Both in the case of domestic and international shipments, Cargo Transportation insurance is intended for shippers, and covers losses caused to goods and merchandise while being transported by water, land (roads and railroads), and air or during multimodal transportation.
As this insurance is complex and covers a dynamic activity, the Broker must necessarily understand the operation, map the risks inherent to specific operations, and develop the most adequate insurance policy.
Parties involved in Cargo Transportation insurance:
- Insurance Broker: In addition to its strategic activity with the Insured, the insurance Broker is responsible for the operating and commercial support prior to and after the issuance of the policy, and for following through on the adjustment, settlement and payment of losses;
- Carrier: The party responsible for the transportation of cargo in accordance with the provisions of the Brazilian Civil Code, specifically Articles 730 to 733 and 743 to 756 (Transportation of Things);
- Insured: The party responsible for contracting the insurance, and for the supply of the information required for preparation of the policy, and premium payment;
- Insurer: Assumes the risk of the operation, in accordance with the policy conditions, and indemnifies the insured in connection with the occurrence of risks insured.
CredRisk Marine is at your entire disposal to guide you and help you find the best solution in terms of Cargo Transportation insurance for your company.

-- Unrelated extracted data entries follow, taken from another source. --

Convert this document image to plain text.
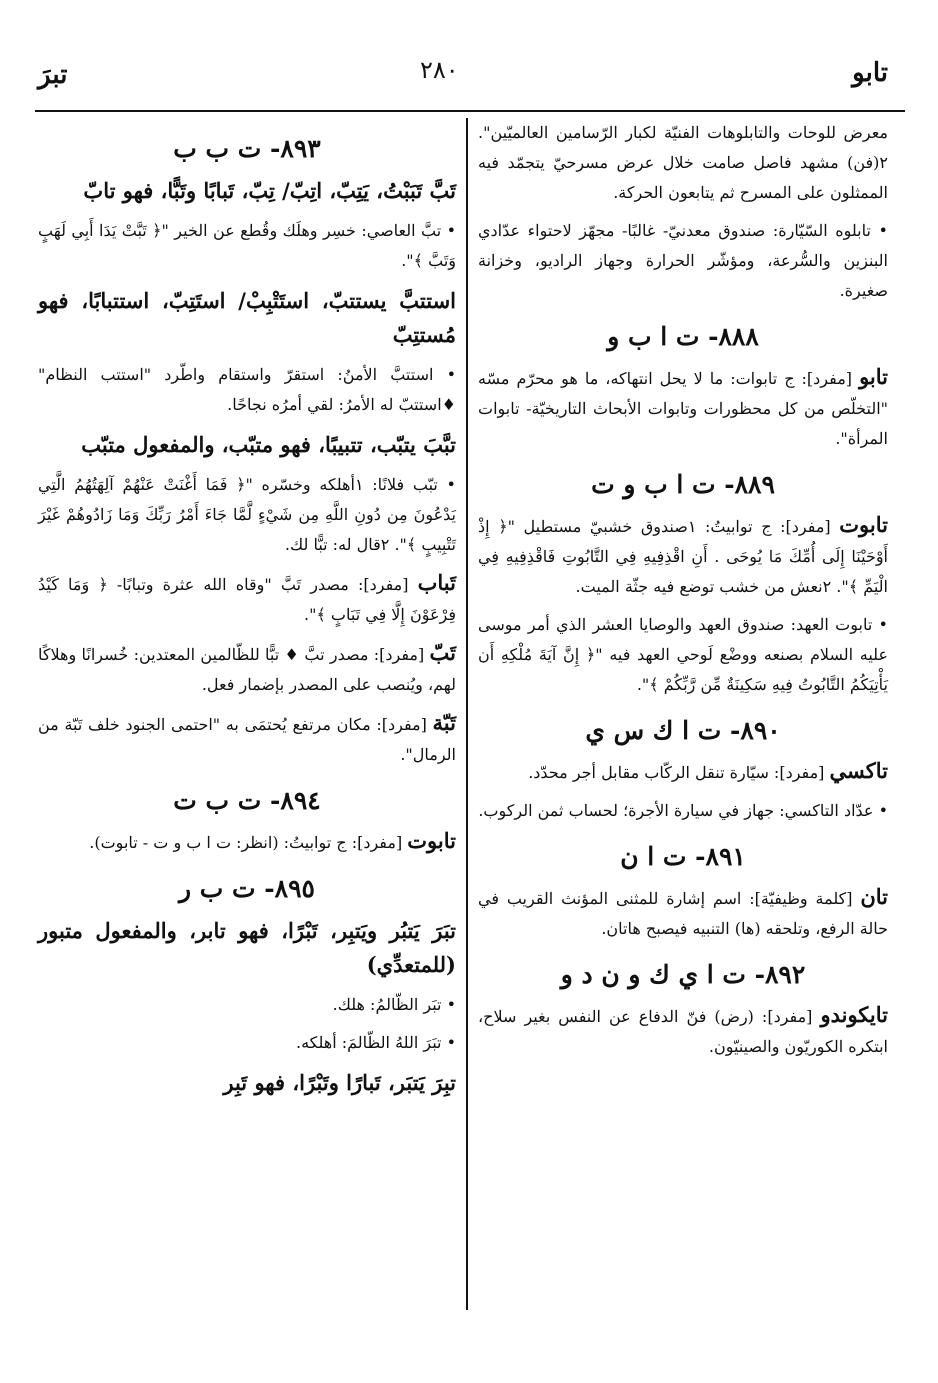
تابو
٢٨٠
تبرَ

معرض للوحات والتابلوهات الفنيّة لكبار الرّسامين العالميّين". ٢(فن) مشهد فاصل صامت خلال عرض مسرحيّ يتجمّد فيه الممثلون على المسرح ثم يتابعون الحركة.

• تابلوه السّيّارة: صندوق معدنيّ- غالبًا- مجهّز لاحتواء عدّادي البنزين والسُّرعة، ومؤشّر الحرارة وجهاز الراديو، وخزانة صغيرة.

٨٨٨- ت ا ب و

تابو [مفرد]: ج تابوات: ما لا يحل انتهاكه، ما هو محرّم مسّه "التخلّص من كل محظورات وتابوات الأبحاث التاريخيّة- تابوات المرأة".

٨٨٩- ت ا ب و ت

تابوت [مفرد]: ج توابيتُ: ١صندوق خشبيّ مستطيل "﴿ إِذْ أَوْحَيْنَا إِلَى أُمِّكَ مَا يُوحَى . أَنِ اقْذِفِيهِ فِي التَّابُوتِ فَاقْذِفِيهِ فِي الْيَمِّ ﴾". ٢نعش من خشب توضع فيه جثّة الميت.

• تابوت العهد: صندوق العهد والوصايا العشر الذي أمر موسى عليه السلام بصنعه ووضْع لَوحي العهد فيه "﴿ إِنَّ آيَةَ مُلْكِهِ أَن يَأْتِيَكُمُ التَّابُوتُ فِيهِ سَكِينَةٌ مِّن رَّبِّكُمْ ﴾".

٨٩٠- ت ا ك س ي

تاكسي [مفرد]: سيّارة تنقل الركّاب مقابل أجر محدّد.

• عدّاد التاكسي: جهاز في سيارة الأجرة؛ لحساب ثمن الركوب.

٨٩١- ت ا ن

تان [كلمة وظيفيّة]: اسم إشارة للمثنى المؤنث القريب في حالة الرفع، وتلحقه (ها) التنبيه فيصبح هاتان.

٨٩٢- ت ا ي ك و ن د و

تايكوندو [مفرد]: (رض) فنّ الدفاع عن النفس بغير سلاح، ابتكره الكوريّون والصينيّون.

٨٩٣- ت ب ب

تَبَّ تَبَبْتُ، يَتِبّ، اتِبّ/ تِبّ، تَبابًا وتَبًّا، فهو تابّ

• تبَّ العاصي: خسِر وهلَك وقُطع عن الخير "﴿ تَبَّتْ يَدَا أَبِي لَهَبٍ وَتَبَّ ﴾".

استتبَّ يستتبّ، استَتْبِبْ/ استَتِبّ، استتبابًا، فهو مُستتِبّ

• استتبَّ الأمنُ: استقرّ واستقام واطّرد "استتب النظام" ♦استتبّ له الأمرُ: لقي أمرُه نجاحًا.

تبَّبَ يتبّب، تتبيبًا، فهو متبّب، والمفعول متبّب

• تبّب فلانًا: ١أهلكه وخسّره "﴿ فَمَا أَغْنَتْ عَنْهُمْ آلِهَتُهُمُ الَّتِي يَدْعُونَ مِن دُونِ اللَّهِ مِن شَيْءٍ لَّمَّا جَاءَ أَمْرُ رَبِّكَ وَمَا زَادُوهُمْ غَيْرَ تَتْبِيبٍ ﴾". ٢قال له: تبًّا لك.

تَباب [مفرد]: مصدر تَبَّ "وقاه الله عثرة وتبابًا- ﴿ وَمَا كَيْدُ فِرْعَوْنَ إِلَّا فِي تَبَابٍ ﴾".

تَبّ [مفرد]: مصدر تبَّ ♦ تبًّا للظّالمين المعتدين: خُسرانًا وهلاكًا لهم، ويُنصب على المصدر بإضمار فعل.

تَبّة [مفرد]: مكان مرتفع يُحتمَى به "احتمى الجنود خلف تَبّة من الرمال".

٨٩٤- ت ب ت

تابوت [مفرد]: ج توابيتُ: (انظر: ت ا ب و ت - تابوت).

٨٩٥- ت ب ر

تبَرَ يَتبُر ويَتبِر، تَبْرًا، فهو تابر، والمفعول متبور (للمتعدِّي)

• تبَر الظّالمُ: هلك.

• تبَرَ اللهُ الظّالمَ: أهلكه.

تبِرَ يَتبَر، تَبارًا وتَبْرًا، فهو تَبِر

The document that requires to be completed by the person interested in the insurance, where all the information about the risks is shown. The Insurer has 15 days from the date of receipt of the proposal, to accept it or reject it.
There are three types of policy:
Single policy: Recommended for a small number of shipments.
Declaration policy: Requires proof of shipment of the insured cargo. It is recommended for insureds who make several shipments.
Annual policy with premium paid in instalments: also called “adjustable policy”. In this case, the policy is contracted for a year, and the premium is calculated based on the yearly estimate of shipments.
The insured must report any loss as soon as possible to the Insurer, and provide the information and documents required to substantiate the claim.
After delivery of all the documents requested, the insurer shall pay the indemnity within a maximum period of 30 days. The indemnity shall be paid in cash, however, if the Insured agrees, the insurer may replace lost merchandise or goods.